Mines runs are 45-90 minutes. Dying on Door 198 after 80 minutes is devastating. The longer run length combined with denser endgame entity spam creates a mental endurance test. Many players can only handle 1-2 attempts per session.
The emotional arc of a Mines run:
- Doors 101-130: “This isn’t so bad.”
- Doors 131-149: “Okay, this is harder.”
- Door 150 (Nest): “What have I done to deserve this?”
- Doors 151-189: “I’m going to make it.”
- Doors 190-198: dies to Ambush + Gloombats + Giggle in a dark room
- “I need to lie down.”
Winner (harder): The Mines.
Which Should You Play First?
The Hotel. Always The Hotel. It’s not just easier — it’s the tutorial that The Mines assumes you’ve completed.
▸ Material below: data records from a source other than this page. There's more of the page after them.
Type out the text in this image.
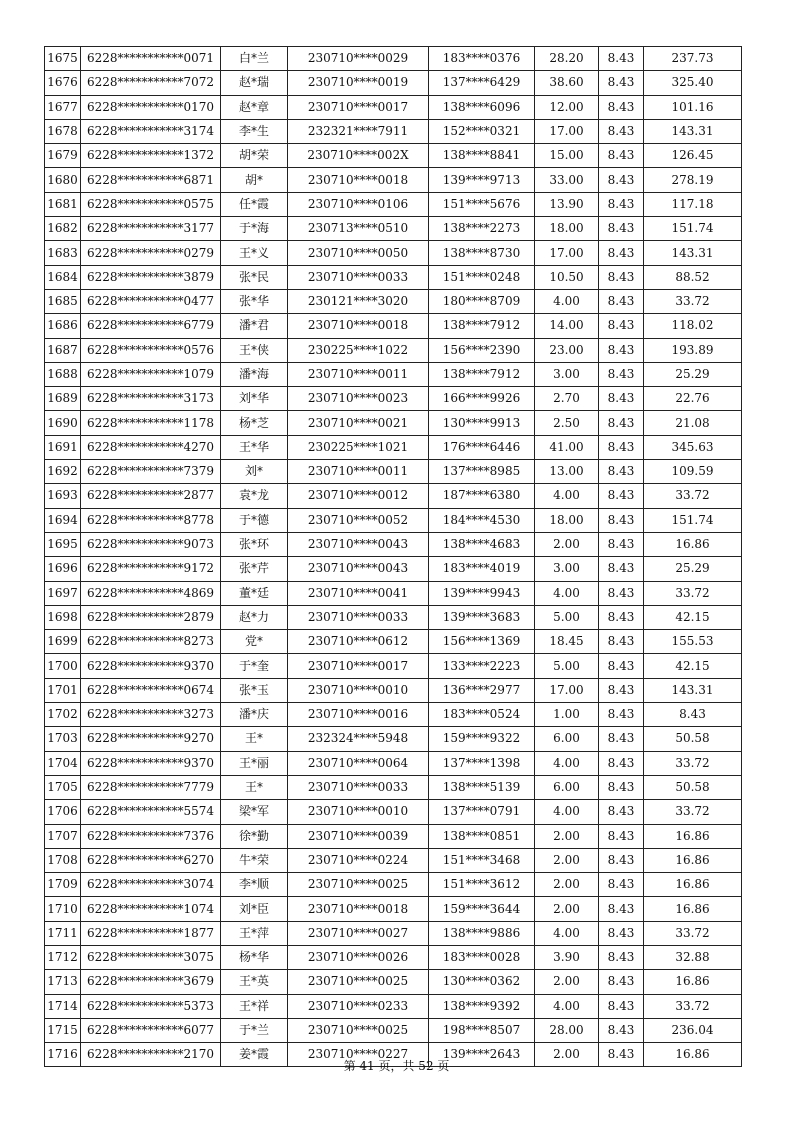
1675	6228***********0071	白*兰	230710****0029	183****0376	28.20	8.43	237.73
1676	6228***********7072	赵*瑞	230710****0019	137****6429	38.60	8.43	325.40
1677	6228***********0170	赵*章	230710****0017	138****6096	12.00	8.43	101.16
1678	6228***********3174	李*生	232321****7911	152****0321	17.00	8.43	143.31
1679	6228***********1372	胡*荣	230710****002X	138****8841	15.00	8.43	126.45
1680	6228***********6871	胡*	230710****0018	139****9713	33.00	8.43	278.19
1681	6228***********0575	任*霞	230710****0106	151****5676	13.90	8.43	117.18
1682	6228***********3177	于*海	230713****0510	138****2273	18.00	8.43	151.74
1683	6228***********0279	王*义	230710****0050	138****8730	17.00	8.43	143.31
1684	6228***********3879	张*民	230710****0033	151****0248	10.50	8.43	88.52
1685	6228***********0477	张*华	230121****3020	180****8709	4.00	8.43	33.72
1686	6228***********6779	潘*君	230710****0018	138****7912	14.00	8.43	118.02
1687	6228***********0576	王*侠	230225****1022	156****2390	23.00	8.43	193.89
1688	6228***********1079	潘*海	230710****0011	138****7912	3.00	8.43	25.29
1689	6228***********3173	刘*华	230710****0023	166****9926	2.70	8.43	22.76
1690	6228***********1178	杨*芝	230710****0021	130****9913	2.50	8.43	21.08
1691	6228***********4270	王*华	230225****1021	176****6446	41.00	8.43	345.63
1692	6228***********7379	刘*	230710****0011	137****8985	13.00	8.43	109.59
1693	6228***********2877	袁*龙	230710****0012	187****6380	4.00	8.43	33.72
1694	6228***********8778	于*德	230710****0052	184****4530	18.00	8.43	151.74
1695	6228***********9073	张*环	230710****0043	138****4683	2.00	8.43	16.86
1696	6228***********9172	张*芹	230710****0043	183****4019	3.00	8.43	25.29
1697	6228***********4869	董*廷	230710****0041	139****9943	4.00	8.43	33.72
1698	6228***********2879	赵*力	230710****0033	139****3683	5.00	8.43	42.15
1699	6228***********8273	党*	230710****0612	156****1369	18.45	8.43	155.53
1700	6228***********9370	于*奎	230710****0017	133****2223	5.00	8.43	42.15
1701	6228***********0674	张*玉	230710****0010	136****2977	17.00	8.43	143.31
1702	6228***********3273	潘*庆	230710****0016	183****0524	1.00	8.43	8.43
1703	6228***********9270	王*	232324****5948	159****9322	6.00	8.43	50.58
1704	6228***********9370	王*丽	230710****0064	137****1398	4.00	8.43	33.72
1705	6228***********7779	王*	230710****0033	138****5139	6.00	8.43	50.58
1706	6228***********5574	梁*军	230710****0010	137****0791	4.00	8.43	33.72
1707	6228***********7376	徐*勤	230710****0039	138****0851	2.00	8.43	16.86
1708	6228***********6270	牛*荣	230710****0224	151****3468	2.00	8.43	16.86
1709	6228***********3074	李*顺	230710****0025	151****3612	2.00	8.43	16.86
1710	6228***********1074	刘*臣	230710****0018	159****3644	2.00	8.43	16.86
1711	6228***********1877	王*萍	230710****0027	138****9886	4.00	8.43	33.72
1712	6228***********3075	杨*华	230710****0026	183****0028	3.90	8.43	32.88
1713	6228***********3679	王*英	230710****0025	130****0362	2.00	8.43	16.86
1714	6228***********5373	王*祥	230710****0233	138****9392	4.00	8.43	33.72
1715	6228***********6077	于*兰	230710****0025	198****8507	28.00	8.43	236.04
1716	6228***********2170	姜*霞	230710****0227	139****2643	2.00	8.43	16.86
第 41 页，共 52 页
Every Mines entity builds on mechanics The Hotel teaches. Rush teaches you to listen for audio cues. Ambush teaches you to stay in the closet. Figure teaches you to move silently. Without those foundations, The Mines isn’t harder — it’s incomprehensible.
Path to mastery:
- Beat The Hotel 5+ times
- Start The Mines knowing you’ll die 30-60 times before a clear
- Learn one new Mines mechanic per session — don’t try to master everything at once
- Clear The Mines once
- Start speedrunning or trying modifiers
The Hotel breaks your fear. The Mines breaks your ego. Both are worth it.